<Disclaimer>This is personal notes of what I retained during the session. This can be incomplete, partially right or wrong. It is just part of the notes I took and what retained my attention. Nothing prevents the user to get more information on their favorite web site.</Disclaimer>
In this presentation, Aaron Skonnard starts by making the difference between an ESB and an Internet Service Bus. The former provides Messaging Fabric, Service Registry, Naming and Access Control accross the enterprise departments and allows interoperability and connectivity between the applications.
Internet Service Bus does the same thing, but, in the Cloud.
During his first demo, Aaron starts a console application registering and publishing into the Cloud a service running on his own laptop. It was then possible to the attendess to access a feed representing the service proposed located on the laptop.
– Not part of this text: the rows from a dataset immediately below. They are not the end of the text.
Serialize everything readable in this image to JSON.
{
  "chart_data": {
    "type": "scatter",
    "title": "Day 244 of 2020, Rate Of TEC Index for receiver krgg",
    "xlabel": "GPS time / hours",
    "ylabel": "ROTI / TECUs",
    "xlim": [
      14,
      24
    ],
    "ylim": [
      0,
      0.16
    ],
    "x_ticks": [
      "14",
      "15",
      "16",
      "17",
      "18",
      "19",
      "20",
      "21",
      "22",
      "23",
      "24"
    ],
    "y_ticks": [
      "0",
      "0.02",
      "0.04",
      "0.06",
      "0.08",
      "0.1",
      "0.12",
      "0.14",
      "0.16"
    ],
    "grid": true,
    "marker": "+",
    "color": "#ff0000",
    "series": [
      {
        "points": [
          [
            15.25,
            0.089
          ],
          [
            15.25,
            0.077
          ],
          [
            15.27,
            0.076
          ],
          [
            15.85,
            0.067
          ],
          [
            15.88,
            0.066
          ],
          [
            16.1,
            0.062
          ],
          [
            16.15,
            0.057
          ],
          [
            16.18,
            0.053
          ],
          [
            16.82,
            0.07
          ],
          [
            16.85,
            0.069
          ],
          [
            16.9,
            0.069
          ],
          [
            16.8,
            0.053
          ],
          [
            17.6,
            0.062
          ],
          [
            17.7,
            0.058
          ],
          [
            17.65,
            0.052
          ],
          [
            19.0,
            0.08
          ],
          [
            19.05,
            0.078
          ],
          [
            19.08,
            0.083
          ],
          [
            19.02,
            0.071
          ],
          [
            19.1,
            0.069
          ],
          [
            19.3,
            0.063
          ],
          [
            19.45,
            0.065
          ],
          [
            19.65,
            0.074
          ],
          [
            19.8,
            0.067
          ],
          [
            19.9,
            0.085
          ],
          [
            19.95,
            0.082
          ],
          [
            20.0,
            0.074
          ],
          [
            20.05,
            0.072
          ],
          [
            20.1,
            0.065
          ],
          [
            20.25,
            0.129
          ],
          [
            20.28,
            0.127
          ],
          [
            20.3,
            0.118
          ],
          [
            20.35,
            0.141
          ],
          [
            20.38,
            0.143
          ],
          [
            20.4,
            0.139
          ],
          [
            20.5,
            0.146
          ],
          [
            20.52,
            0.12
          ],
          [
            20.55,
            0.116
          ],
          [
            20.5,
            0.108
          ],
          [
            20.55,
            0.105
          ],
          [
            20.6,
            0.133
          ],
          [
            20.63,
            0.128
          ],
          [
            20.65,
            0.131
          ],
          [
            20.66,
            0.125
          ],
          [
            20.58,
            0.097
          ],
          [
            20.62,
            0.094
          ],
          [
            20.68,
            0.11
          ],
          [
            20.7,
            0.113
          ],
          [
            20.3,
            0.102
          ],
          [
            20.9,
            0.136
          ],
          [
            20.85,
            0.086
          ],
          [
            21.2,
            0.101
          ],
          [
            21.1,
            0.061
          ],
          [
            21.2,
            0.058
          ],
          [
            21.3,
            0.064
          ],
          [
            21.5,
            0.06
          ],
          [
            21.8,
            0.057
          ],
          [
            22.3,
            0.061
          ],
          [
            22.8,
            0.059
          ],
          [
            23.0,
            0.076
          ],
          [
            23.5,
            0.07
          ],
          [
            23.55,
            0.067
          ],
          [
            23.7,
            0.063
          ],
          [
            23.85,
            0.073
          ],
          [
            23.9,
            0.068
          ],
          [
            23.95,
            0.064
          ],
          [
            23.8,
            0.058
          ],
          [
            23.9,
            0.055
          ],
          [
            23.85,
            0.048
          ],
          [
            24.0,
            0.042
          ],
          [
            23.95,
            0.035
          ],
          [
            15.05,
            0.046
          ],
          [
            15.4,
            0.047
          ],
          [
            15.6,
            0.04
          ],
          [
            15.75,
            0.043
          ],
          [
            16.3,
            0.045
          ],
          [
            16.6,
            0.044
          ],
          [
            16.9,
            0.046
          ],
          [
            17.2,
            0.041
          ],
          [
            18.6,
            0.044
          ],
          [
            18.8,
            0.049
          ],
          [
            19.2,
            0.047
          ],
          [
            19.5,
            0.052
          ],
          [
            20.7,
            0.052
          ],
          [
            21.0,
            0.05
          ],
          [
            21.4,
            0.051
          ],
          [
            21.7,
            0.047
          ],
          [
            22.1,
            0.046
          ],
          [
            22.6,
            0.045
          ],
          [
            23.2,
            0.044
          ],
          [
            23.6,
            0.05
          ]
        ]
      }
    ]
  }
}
Anyway, there are several challenges : IPv4 first, making an IP address shortage that is present. Another challenge is that machines are behind firewalls and using NAT. And, last but not least, there are a lot of bad guys out there. All of these challenges make that it is really difficult to have a bidirectionnal connectivity.
Some solutions exist, such as Dynamic DNS, UPnP, or even port opening in firewalls. This last option is never well accepted by IT Professionals with good reasons.
Basically, we can see the Service Bus as an enabler to bring the Cloud into the enterprise (integration).
Then, Aaron focuses on three services offered by the Service Bus : Naming, Registry and Messaing Fabric.
On the Naming side, a solution name is linked to a customer and a set of service. It offers a hierarchical naming which offers the possibility to browse to a particular service. Basically, we have addresse like scheme://servicebus.windows.net/solution/name/name . But, this could even be scheme://solution.servicebus.windows.net/name/name with, maybe afterwards, the possibility to extend the URI on both ends.
Registry is a layer over the naming system. It offers a programmatic access for discovery and publishing into the Cloud. In other words, when a service is shutdown, the endpoint disappears from the registry. It is possible to access the registry using a simple internet browser. Indeed, the registry is exposed as nested ATOM feeds.
The Messaging Fabric uses the programming model of WCF and provides a family of bindings that corresponds to the WCF bindings.